Calcio

Svanisce il sogno dell’Arbedo, ai quarti vola il San Gallo

I sopracenerini sono stati sconfitti dagli uomini di Zeidler agli ottavi, ma salutano con un sorriso la Coppa Svizzera - Il capitano Joel Minorini: «Abbiamo giocato pensando solo a divertirci e a goderci questa partita»
Emmanuel Latte Lath ha messo a segno il gol del 2-0 per i sangallesi. © Keystone/Alessandro Crinari
Maddalena Buila
08.11.2022 23:56

Il sogno dell’Arbedo-Castione si è infranto tra le mura del Comunale. No, gli uomini di Aleksandar Djuric non sono riusciti nell’impresa. Ai quarti di finale di Coppa Svizzera vola il San Gallo, vittorioso ieri sera a Bellinzona per 5-0. Ma l’Arbedo-Castione non ha nulla da rimproverarsi, anzi.

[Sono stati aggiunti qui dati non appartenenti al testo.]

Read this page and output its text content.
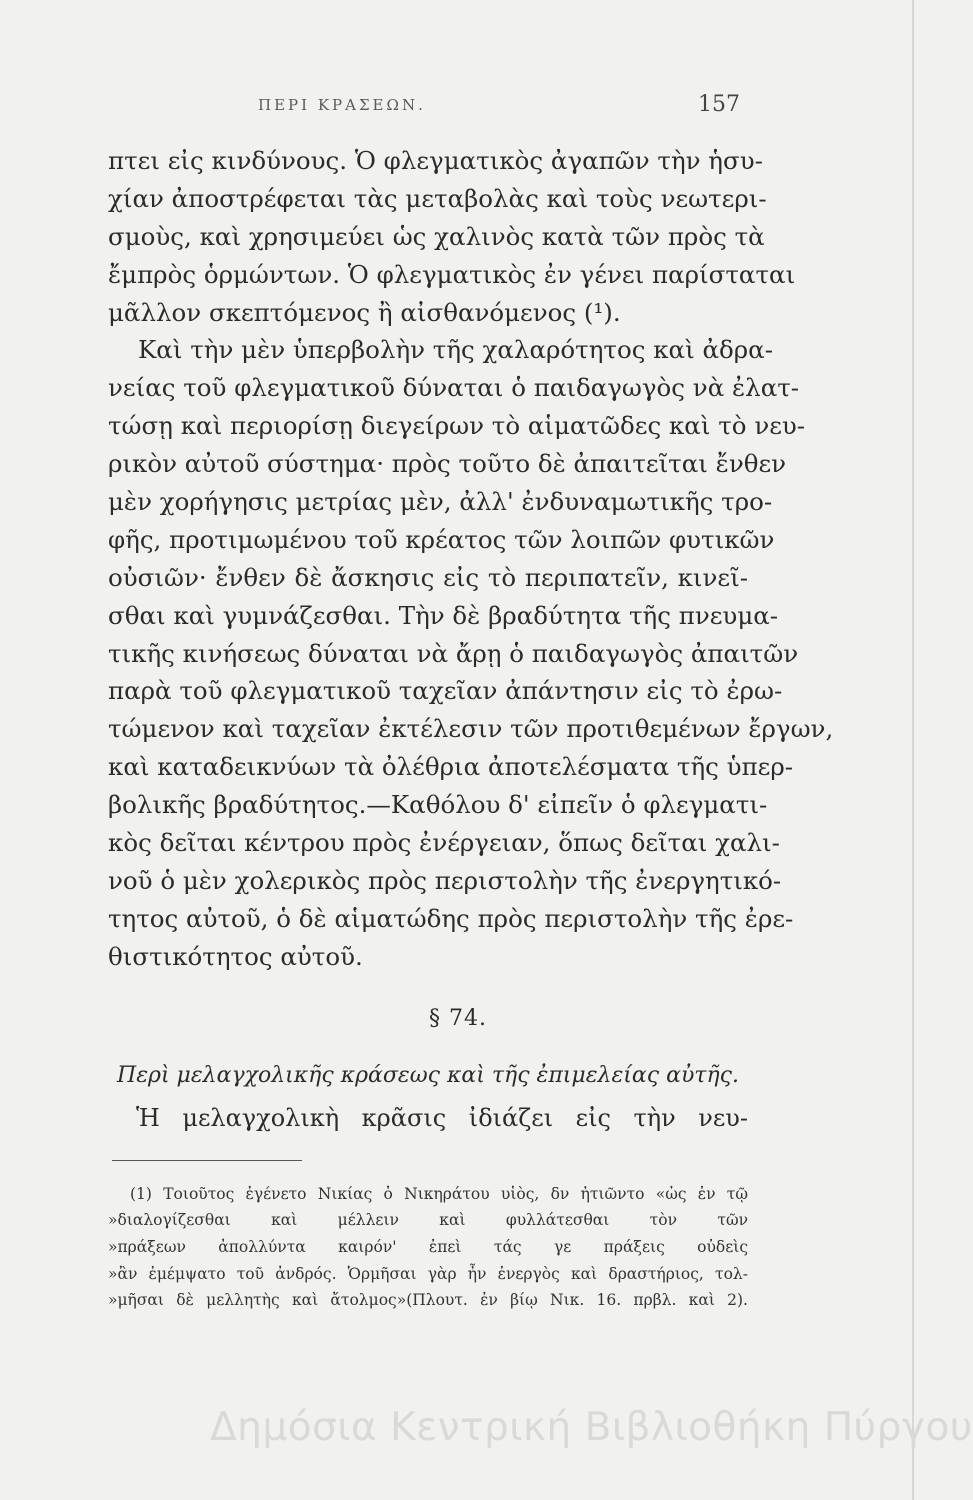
ΠΕΡΙ ΚΡΑΣΕΩΝ.	157
πτει εἰς κινδύνους. Ὁ φλεγματικὸς ἀγαπῶν τὴν ἡσυ-
χίαν ἀποστρέφεται τὰς μεταβολὰς καὶ τοὺς νεωτερι-
σμοὺς, καὶ χρησιμεύει ὡς χαλινὸς κατὰ τῶν πρὸς τὰ
ἔμπρὸς ὁρμώντων. Ὁ φλεγματικὸς ἐν γένει παρίσταται
μᾶλλον σκεπτόμενος ἢ αἰσθανόμενος (¹).
Καὶ τὴν μὲν ὑπερβολὴν τῆς χαλαρότητος καὶ ἀδρα-
νείας τοῦ φλεγματικοῦ δύναται ὁ παιδαγωγὸς νὰ ἐλατ-
τώσῃ καὶ περιορίσῃ διεγείρων τὸ αἱματῶδες καὶ τὸ νευ-
ρικὸν αὐτοῦ σύστημα· πρὸς τοῦτο δὲ ἀπαιτεῖται ἔνθεν
μὲν χορήγησις μετρίας μὲν, ἀλλ' ἐνδυναμωτικῆς τρο-
φῆς, προτιμωμένου τοῦ κρέατος τῶν λοιπῶν φυτικῶν
οὐσιῶν· ἔνθεν δὲ ἄσκησις εἰς τὸ περιπατεῖν, κινεῖ-
σθαι καὶ γυμνάζεσθαι. Τὴν δὲ βραδύτητα τῆς πνευμα-
τικῆς κινήσεως δύναται νὰ ἄρῃ ὁ παιδαγωγὸς ἀπαιτῶν
παρὰ τοῦ φλεγματικοῦ ταχεῖαν ἀπάντησιν εἰς τὸ ἐρω-
τώμενον καὶ ταχεῖαν ἐκτέλεσιν τῶν προτιθεμένων ἔργων,
καὶ καταδεικνύων τὰ ὀλέθρια ἀποτελέσματα τῆς ὑπερ-
βολικῆς βραδύτητος.—Καθόλου δ' εἰπεῖν ὁ φλεγματι-
κὸς δεῖται κέντρου πρὸς ἐνέργειαν, ὅπως δεῖται χαλι-
νοῦ ὁ μὲν χολερικὸς πρὸς περιστολὴν τῆς ἐνεργητικό-
τητος αὐτοῦ, ὁ δὲ αἱματώδης πρὸς περιστολὴν τῆς ἐρε-
θιστικότητος αὐτοῦ.
§ 74.
Περὶ μελαγχολικῆς κράσεως καὶ τῆς ἐπιμελείας αὐτῆς.
Ἡ μελαγχολικὴ κρᾶσις ἰδιάζει εἰς τὴν νευ-
(1) Τοιοῦτος ἐγένετο Νικίας ὁ Νικηράτου υἱὸς, δν ἠτιῶντο «ὡς ἐν τῷ
»διαλογίζεσθαι καὶ μέλλειν καὶ φυλλάτεσθαι τὸν τῶν
»πράξεων ἀπολλύντα καιρόν' ἐπεὶ τάς γε πράξεις οὐδεὶς
»ἂν ἐμέμψατο τοῦ ἀνδρός. Ὁρμῆσαι γὰρ ἦν ἐνεργὸς καὶ δραστήριος, τολ-
»μῆσαι δὲ μελλητὴς καὶ ἄτολμος»(Πλουτ. ἐν βίῳ Νικ. 16. πρβλ. καὶ 2).
Δημόσια Κεντρική Βιβλιοθήκη Πύργου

Pur sapendo sarebbe stata durissima, i padroni di casa sono entrati in campo con il piglio giusto, con la voglia di provarci davvero. Per i primi quaranta minuti i sopracenerini sono infatti riusciti a contenere il San Gallo, che, nonostante un possesso palla intorno all’80%, ha faticato a fare breccia nella difesa dei padroni di casa. Col passare del tempo, però, Quintillà e compagni sono riusciti a schiacciare sempre più i ticinesi. Il primo gol, giunto al 39’, ha poi sbloccato la compagine d’Oltralpe. Peccato per l’Arbedo-Castione, perché il risultato è mutato grazie a un gol rocambolesco, finito in porta rimbalzando sulla testa di Guidotti. «È stato un gol sfortunato - il commento a caldo del capitano dei sopracenerini Joel Minorini -. Stavano pressando tanto, poteva capitare». Il San Gallo poi, toltosi un peso, ha raddoppiato quattro minuti dopo. La squadra d’Oltralpe non è dunque caduta nella trappola di prendere la partita sotto gamba, approdando ai quarti di finale, per la gioia dei loro numerosi tifosi giunti a sostenerli. Il pubblico di fede rossoblù ha dal canto suo supportato i propri beniamini durante tutto l’arco dei novanta minuti. E questo nonostante la partita aveva già preso una brutta piega per l’Arbedo-Castione sul finire del primo tempo. Nella ripresa il San Gallo non ha poi più lasciato scampo ai padroni di casa, installandosi nella loro metà campo e realizzando altre tre reti. Allo stesso tempo, gli uomini di Zeidler sono però stati capaci di mangiarsi anche diverse nette occasioni da gol e di commettere altrettante imprecisioni piuttosto clamorose.

Uscire a testa alta

Al di là di tutto, si sapeva che una sola squadra sarebbe uscita vittoriosa dal Comunale di Bellinzona. L’Arbedo-Castione ce l’ha messa tutta per continuare a scrivere la sua favola in Coppa Svizzera, ma il San Gallo non glielo ha permesso. Ciononostante, i sopracenerini non hanno nulla di cui disperarsi. Raggiungere gli ottavi di finale era già stato sinonimo di grande impresa e la prestazine contro il San Gallo non può che farli sorridere. Gli uomini di Djuric possono dunque salutare la competizione a testa alta, consci di aver fatto il possibile e di non aver mai mollato. «Abbiamo giocato pensando solo al fatto di divertirci e goderci questa partita - prosegue Minorini-. Difficilmente ci ricapiterà di poter vivere un’esperienza simile. Ci siamo divertiti. 5-0, poteva andare peggio». Assolutamente. La differenza di categoria tra le due squadre non si è infatti percepita in campo, soprattutto nella prima parte dell’incontro. «Siamo contenti di quello che abbiamo fatto. Siamo tutti ragazzi che lavoriamo e studiamo. L’emozione sicuramente rimane. Aver avuto tutta questa gente che ci ha supportato è stato qualcosa di magico e irripetibile. Ci rimarranno nella memoria anche le giocate personali. Insomma, abbiamo giocato contro una squadra di Super League, ogni cosa che ci è riuscita ha tanto valore», chiosa il capitano.